Using 3D printing rather than more traditional techniques had no impact at all on the process of creation, declares Errazuriz, other than allowing him to create ideas that he wouldn't have otherwise been able to bring to life. On the contrary, he sees visual art as being greatly enabled by a greater arsenal of digital tools: “The medium that captures an idea in the purest form with the fewest distractions allows the audience to see it in its purest form, and is closest to the experience of the artist. When we’re limited in our techniques and skills, obviously we can do less. The more precise the tools we have within the visual arts world, the better images we will be able to construct.” However, there is a value judgement attached to the use of plastic as a material, because “we tend to think that a piece made in a more valuable material is a more valuable piece. If I had done these pieces in marble, they would be more valuable as sculptures.”

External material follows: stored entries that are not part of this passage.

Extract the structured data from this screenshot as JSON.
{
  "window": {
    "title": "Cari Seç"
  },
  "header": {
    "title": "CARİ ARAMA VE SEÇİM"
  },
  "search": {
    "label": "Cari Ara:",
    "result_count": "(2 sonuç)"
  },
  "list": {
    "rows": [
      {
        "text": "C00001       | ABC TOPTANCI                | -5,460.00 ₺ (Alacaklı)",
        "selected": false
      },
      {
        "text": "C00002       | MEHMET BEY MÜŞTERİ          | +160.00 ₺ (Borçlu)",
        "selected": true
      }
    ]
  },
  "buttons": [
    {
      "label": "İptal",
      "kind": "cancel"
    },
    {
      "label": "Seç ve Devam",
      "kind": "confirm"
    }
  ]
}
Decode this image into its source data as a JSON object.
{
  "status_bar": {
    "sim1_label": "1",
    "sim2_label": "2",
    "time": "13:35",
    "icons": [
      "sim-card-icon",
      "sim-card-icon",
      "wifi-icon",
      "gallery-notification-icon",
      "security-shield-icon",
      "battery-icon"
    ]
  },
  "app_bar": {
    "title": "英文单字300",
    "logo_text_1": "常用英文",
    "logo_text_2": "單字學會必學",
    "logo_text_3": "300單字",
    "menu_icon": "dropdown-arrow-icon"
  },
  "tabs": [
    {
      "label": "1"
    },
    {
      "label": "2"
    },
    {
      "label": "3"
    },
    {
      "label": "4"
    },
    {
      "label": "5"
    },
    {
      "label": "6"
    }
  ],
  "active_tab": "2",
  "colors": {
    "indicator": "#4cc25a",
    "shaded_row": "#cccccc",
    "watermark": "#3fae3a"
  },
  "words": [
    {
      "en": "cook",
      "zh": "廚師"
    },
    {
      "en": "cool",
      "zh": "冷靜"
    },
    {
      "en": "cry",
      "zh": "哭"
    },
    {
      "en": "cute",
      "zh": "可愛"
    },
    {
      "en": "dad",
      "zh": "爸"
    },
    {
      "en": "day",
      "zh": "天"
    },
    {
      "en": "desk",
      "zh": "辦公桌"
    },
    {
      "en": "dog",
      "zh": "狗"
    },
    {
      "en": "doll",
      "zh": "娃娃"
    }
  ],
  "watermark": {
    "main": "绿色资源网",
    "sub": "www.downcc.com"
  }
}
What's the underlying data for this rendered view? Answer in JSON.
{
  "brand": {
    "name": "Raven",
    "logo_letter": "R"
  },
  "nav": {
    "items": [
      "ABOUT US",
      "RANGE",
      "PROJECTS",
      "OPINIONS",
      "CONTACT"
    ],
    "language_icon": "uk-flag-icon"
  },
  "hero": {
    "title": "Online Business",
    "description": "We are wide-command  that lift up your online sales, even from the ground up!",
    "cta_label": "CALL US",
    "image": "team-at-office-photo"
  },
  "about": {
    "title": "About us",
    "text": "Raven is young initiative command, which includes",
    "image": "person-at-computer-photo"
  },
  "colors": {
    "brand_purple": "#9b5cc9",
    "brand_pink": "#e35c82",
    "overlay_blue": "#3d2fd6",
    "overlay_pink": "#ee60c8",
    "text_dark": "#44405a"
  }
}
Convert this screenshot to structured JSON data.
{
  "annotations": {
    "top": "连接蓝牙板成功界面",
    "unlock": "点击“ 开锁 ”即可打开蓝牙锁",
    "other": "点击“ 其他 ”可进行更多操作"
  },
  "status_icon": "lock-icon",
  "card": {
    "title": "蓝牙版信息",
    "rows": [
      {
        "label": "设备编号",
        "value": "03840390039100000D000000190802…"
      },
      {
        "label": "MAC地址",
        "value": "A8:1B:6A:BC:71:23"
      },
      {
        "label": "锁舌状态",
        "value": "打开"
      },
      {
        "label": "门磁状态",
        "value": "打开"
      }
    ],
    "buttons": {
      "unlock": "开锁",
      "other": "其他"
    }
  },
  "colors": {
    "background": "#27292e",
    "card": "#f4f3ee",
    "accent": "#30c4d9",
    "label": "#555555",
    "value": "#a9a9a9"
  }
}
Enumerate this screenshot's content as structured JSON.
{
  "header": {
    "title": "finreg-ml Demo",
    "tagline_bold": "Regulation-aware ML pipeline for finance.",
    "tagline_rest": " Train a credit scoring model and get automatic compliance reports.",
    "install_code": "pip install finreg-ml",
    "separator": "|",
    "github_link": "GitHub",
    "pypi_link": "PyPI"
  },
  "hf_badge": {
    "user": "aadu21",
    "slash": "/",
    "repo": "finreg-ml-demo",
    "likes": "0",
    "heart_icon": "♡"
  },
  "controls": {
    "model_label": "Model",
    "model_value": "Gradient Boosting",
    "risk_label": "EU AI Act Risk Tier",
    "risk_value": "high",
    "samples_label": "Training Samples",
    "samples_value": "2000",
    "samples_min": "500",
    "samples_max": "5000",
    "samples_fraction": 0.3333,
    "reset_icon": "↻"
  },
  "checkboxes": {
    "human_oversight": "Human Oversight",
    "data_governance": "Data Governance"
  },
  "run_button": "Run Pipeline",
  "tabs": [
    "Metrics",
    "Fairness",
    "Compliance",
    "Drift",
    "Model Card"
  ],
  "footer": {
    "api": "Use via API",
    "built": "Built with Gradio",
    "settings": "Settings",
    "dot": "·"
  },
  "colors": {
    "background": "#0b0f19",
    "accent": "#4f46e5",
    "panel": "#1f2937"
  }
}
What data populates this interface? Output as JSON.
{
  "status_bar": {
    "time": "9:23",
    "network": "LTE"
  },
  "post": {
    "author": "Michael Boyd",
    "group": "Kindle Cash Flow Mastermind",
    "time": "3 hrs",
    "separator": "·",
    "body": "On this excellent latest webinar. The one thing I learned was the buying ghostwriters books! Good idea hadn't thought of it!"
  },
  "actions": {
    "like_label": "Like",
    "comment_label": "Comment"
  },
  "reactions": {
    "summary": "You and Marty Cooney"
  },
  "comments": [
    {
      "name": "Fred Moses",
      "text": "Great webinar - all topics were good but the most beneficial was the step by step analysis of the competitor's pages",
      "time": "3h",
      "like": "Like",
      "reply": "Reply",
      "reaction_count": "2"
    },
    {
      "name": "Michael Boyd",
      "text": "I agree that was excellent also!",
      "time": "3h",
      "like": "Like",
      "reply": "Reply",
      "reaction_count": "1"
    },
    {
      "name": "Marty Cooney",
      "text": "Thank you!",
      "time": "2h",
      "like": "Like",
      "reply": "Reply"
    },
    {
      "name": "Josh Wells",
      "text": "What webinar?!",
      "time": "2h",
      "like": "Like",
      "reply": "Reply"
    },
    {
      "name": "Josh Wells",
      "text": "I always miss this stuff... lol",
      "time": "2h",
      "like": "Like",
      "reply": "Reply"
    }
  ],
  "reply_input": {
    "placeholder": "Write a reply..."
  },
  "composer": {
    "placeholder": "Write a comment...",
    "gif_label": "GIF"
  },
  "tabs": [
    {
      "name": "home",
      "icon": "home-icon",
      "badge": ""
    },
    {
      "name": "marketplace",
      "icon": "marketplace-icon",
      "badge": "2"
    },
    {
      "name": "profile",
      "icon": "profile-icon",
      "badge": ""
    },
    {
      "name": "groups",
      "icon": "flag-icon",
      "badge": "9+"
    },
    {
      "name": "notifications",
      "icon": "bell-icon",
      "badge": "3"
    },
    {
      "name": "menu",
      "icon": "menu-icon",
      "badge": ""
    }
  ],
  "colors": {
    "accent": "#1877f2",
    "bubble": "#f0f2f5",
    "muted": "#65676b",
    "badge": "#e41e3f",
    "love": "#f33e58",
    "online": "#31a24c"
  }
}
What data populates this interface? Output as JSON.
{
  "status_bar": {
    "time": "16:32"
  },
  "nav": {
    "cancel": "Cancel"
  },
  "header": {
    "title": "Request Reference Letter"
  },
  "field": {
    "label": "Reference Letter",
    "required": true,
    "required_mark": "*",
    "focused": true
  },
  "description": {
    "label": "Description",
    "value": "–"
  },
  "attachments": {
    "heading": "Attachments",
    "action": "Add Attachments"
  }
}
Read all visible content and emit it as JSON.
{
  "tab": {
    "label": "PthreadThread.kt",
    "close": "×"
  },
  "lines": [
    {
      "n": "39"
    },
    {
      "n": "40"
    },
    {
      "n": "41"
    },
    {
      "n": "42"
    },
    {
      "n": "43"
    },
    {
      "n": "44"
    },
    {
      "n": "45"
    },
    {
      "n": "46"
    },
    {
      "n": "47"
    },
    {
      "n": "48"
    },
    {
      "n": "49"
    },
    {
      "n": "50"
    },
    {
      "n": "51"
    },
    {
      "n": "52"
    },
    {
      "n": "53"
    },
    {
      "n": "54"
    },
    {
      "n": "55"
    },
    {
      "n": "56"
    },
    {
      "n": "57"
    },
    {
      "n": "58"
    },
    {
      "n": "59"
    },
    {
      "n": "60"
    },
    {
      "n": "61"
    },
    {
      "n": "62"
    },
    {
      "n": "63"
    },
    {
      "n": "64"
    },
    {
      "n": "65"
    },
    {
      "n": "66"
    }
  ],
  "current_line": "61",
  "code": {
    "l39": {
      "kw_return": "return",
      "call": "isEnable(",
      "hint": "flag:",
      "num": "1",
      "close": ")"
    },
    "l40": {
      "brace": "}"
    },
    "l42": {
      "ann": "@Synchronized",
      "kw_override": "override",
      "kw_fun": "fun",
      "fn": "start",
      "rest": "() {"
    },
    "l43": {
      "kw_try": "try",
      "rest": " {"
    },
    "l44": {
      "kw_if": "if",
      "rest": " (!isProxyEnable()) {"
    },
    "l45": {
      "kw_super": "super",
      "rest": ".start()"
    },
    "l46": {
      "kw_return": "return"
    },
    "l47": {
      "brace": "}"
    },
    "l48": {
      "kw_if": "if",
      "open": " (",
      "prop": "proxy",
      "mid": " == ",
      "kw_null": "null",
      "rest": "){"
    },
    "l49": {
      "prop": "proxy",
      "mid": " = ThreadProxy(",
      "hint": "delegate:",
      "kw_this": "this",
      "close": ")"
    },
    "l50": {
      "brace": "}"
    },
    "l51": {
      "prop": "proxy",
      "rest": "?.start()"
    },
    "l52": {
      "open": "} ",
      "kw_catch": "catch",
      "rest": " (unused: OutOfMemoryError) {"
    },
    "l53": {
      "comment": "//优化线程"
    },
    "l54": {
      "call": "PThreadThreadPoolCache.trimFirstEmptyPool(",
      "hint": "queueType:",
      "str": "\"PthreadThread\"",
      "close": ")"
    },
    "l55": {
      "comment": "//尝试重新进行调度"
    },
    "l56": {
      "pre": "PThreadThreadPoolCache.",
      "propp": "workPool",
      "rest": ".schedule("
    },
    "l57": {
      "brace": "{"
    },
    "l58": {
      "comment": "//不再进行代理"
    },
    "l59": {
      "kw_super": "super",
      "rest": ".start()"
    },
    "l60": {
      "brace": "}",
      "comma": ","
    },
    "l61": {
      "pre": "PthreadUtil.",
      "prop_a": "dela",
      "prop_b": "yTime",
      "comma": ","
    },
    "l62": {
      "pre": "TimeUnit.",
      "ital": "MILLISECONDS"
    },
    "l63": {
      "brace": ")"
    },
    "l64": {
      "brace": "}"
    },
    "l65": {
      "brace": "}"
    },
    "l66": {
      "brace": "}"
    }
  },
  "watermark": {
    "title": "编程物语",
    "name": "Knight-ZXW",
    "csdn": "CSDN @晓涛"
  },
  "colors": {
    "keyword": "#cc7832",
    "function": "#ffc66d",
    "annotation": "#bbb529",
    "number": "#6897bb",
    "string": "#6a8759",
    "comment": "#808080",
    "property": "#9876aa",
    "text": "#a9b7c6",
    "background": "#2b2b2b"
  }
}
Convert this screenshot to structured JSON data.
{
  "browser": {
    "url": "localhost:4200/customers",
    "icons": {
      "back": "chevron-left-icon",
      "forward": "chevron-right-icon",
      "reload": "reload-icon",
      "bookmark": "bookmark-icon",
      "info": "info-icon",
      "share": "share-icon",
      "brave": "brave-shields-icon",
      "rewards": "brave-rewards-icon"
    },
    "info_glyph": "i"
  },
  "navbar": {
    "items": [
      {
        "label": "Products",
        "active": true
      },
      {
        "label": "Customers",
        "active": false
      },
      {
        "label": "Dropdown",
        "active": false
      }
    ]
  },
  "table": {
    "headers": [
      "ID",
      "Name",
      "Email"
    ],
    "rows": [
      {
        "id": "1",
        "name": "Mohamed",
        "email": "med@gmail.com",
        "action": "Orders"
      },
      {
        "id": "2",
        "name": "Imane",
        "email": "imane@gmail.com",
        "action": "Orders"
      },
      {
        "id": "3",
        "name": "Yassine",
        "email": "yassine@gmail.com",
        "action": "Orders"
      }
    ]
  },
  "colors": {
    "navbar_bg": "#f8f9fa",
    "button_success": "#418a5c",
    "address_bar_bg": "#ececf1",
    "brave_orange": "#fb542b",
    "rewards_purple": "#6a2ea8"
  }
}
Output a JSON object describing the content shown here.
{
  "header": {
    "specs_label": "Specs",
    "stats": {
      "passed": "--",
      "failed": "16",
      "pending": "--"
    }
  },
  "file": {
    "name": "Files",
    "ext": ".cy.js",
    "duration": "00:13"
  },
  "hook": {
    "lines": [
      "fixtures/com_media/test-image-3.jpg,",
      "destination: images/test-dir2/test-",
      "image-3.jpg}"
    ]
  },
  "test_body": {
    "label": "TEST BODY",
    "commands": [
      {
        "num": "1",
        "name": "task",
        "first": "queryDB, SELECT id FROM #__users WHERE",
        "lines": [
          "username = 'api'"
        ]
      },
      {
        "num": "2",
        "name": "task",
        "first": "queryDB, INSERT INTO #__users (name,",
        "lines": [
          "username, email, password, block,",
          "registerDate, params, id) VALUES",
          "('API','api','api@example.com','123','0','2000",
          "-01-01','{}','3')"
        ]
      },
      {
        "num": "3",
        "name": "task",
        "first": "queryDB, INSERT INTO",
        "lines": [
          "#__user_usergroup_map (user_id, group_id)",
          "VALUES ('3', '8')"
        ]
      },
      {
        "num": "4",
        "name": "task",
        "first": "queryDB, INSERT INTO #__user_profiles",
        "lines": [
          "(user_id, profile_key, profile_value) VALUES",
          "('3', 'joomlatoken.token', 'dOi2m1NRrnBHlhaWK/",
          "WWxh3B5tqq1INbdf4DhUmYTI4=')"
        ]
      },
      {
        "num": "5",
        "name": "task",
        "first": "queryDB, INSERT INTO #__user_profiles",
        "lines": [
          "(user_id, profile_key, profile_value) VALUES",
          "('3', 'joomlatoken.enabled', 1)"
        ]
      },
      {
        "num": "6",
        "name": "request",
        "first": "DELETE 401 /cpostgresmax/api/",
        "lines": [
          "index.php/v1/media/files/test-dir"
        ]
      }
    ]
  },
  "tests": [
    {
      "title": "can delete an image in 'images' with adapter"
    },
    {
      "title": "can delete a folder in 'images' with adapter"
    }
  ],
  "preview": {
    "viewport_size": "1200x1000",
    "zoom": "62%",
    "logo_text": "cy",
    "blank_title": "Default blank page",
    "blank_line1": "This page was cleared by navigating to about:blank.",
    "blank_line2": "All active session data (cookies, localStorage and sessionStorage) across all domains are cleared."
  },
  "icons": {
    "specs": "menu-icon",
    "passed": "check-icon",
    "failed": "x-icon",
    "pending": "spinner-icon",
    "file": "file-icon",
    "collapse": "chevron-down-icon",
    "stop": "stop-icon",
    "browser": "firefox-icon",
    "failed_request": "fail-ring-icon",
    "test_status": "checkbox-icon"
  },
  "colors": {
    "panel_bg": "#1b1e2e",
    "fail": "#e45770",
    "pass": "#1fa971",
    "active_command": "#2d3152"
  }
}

The material and medium lead people to label the work as design rather than art, he notes, adding that it’s just a matter of time before perception changes. “Design is all about function, and art is not supposed to function, so the more a functional piece gets decontextualised and taken to the world of meaning, the more it becomes art. [The shoes] are sculptural, they have a background story, and they could be presented side by side with a sculptural piece, but they lack a stronger intellectual depth or political depth." Errazuriz doesn’t take the collection particularly seriously, at times coming close to disparaging it: “It’s a light project, just a series of very beautifully made exercises that expect to steal a smile from people, and get them to imagine other possibilities. It’s no more pretentious than that.”

New media might be opening up new techniques and tools, but the constant glut of images resulting from information overload is deadening our reaction to art. “After a certain point, you start to become aesthetically obese, hoarding images to a point where images have a really hard time getting to you. The chance of a child these days having an image stay with her for even a week is low, because her visual consumption is so fast right now, and her ability to retain anything is so little."

This image overload makes the 21st century a double-edged sword for artists, Errazuriz thinks. It brings them more tools, but also a more difficult task. "Artists need to create work that is much sharper than it needed to be before, to really reach people and burn something in their unconscious.”